When you’ve chosen the loan you’re comfortable with, we can help you fill out the necessary paperwork to get the loan process underway. This might include submitting your mortgage application on your behalf and communicating with all the relevant parties until your mortgage is approved.
If you decide you want to switch your exiting mortgage or refinance at a later stage, we can also help you source new loans and give you advice at every step of the way.
Worried about rising interest rates? A fixed-rate home loan will allow you to fix your interest rate for a specific period, usually from one to five years. It’s a sound option when interest rates are on the rise or in time of economic uncertainty. Should interest rates plummet, however, you’ll still have to pay off your mortgage at the fixed rate until the end of the agreed period.

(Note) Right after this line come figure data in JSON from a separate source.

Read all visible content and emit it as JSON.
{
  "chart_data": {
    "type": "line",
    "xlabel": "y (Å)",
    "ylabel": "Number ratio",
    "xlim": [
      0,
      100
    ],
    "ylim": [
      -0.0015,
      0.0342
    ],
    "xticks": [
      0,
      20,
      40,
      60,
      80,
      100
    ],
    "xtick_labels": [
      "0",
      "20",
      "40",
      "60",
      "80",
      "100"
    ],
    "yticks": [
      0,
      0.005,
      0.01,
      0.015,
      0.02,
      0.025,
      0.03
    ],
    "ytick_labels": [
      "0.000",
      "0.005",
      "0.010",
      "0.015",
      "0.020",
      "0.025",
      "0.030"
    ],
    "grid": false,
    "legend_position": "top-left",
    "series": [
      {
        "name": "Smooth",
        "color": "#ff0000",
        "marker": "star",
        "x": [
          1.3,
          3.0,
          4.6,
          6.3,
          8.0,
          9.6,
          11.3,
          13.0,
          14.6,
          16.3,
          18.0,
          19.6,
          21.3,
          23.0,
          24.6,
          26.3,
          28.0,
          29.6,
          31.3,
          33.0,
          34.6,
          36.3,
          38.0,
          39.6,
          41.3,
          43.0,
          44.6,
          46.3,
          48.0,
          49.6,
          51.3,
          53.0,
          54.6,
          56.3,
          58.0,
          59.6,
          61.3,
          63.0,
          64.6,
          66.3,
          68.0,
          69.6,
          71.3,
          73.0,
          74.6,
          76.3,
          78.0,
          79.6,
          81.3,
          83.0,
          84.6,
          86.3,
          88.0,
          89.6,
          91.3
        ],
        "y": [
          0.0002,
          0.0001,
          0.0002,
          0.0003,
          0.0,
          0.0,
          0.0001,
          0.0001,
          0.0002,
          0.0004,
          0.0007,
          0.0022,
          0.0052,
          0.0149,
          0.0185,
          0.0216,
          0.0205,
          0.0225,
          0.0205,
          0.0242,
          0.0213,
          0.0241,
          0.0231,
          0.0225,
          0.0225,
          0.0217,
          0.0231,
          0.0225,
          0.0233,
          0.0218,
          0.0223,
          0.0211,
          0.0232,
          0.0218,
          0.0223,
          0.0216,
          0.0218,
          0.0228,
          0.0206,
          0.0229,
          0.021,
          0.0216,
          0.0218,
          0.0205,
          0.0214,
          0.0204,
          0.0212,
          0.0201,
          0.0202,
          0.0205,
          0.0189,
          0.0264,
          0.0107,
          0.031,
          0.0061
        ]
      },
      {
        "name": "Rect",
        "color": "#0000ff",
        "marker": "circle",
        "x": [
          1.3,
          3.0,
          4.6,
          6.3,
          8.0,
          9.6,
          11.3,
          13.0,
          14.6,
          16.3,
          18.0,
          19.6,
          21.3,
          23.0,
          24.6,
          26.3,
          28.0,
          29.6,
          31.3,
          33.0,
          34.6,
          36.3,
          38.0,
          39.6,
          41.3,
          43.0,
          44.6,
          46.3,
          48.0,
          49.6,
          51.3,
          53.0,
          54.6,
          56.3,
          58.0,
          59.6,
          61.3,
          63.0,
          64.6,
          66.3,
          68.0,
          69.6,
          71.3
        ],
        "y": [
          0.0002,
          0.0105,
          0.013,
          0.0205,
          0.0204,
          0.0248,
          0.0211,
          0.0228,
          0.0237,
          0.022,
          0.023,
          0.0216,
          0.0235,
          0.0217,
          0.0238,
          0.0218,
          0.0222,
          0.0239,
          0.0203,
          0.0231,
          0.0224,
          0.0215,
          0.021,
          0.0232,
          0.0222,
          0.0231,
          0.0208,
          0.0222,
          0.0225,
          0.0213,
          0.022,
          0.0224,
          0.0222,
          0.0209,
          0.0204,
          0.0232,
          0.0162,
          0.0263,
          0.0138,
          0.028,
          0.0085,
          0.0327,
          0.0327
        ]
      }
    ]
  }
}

Also, while you can break a fixed-rate loan – i.e. refinance a mortgage with another lender – it can come at a cost. Refer to your loan agreement or broker for advice.
Fixed rate mortgages provide certainty. You have a fixed repayment amount for a fixed term of between 1 and 5 years. Relative to floating you will pay more for a fixed rate when rates are expected to go up, and pay less when rates are expected to fall. If you repay a fixed rate early (i.e. sell the house) then you need to be aware of early repayment fees.
Floating rate home loans allow you to borrow money for a set period of time, during which you make regular repayments based on the current interest rate. The interest rate can vary depending on fluctuations in the official cash rate. Floating rate mortgages provide more flexibility. The rate can change at any time but is closely tied to the Official Cash Rate.
Want the best of both worlds? A combination home loan offers a mix of flexibility and security.
A good product for both first time and existing borrowers, combination loans allow you to customise your loan’s interest rate as you see fit: fixing the rate on a portion of your loan to give some certainty to part of your monthly repayments but also flexibility for the balance of your loan that is on a floating-rate.
If you’re a self-employed, contract or seasonal working and do not have regular income a low doc loan may be a solution.
While making homeownership a possibility for a cross section of New Zealand workings which previously found it difficult to secure a mainstream bank loan, most low doc home loans typically have a higher interest rate.
Your lending may also require you to take our lenders’ mortgage insurance in order to secure a loan.
This is like a large overdraft which operates as a current transactional everyday account where they are residentially secured and you get a low home rate on these borrowings.
Two main benefits:
Minimise your interest charges by depositing all of your income to the facility.
Access your funds up to your credit limit at any time.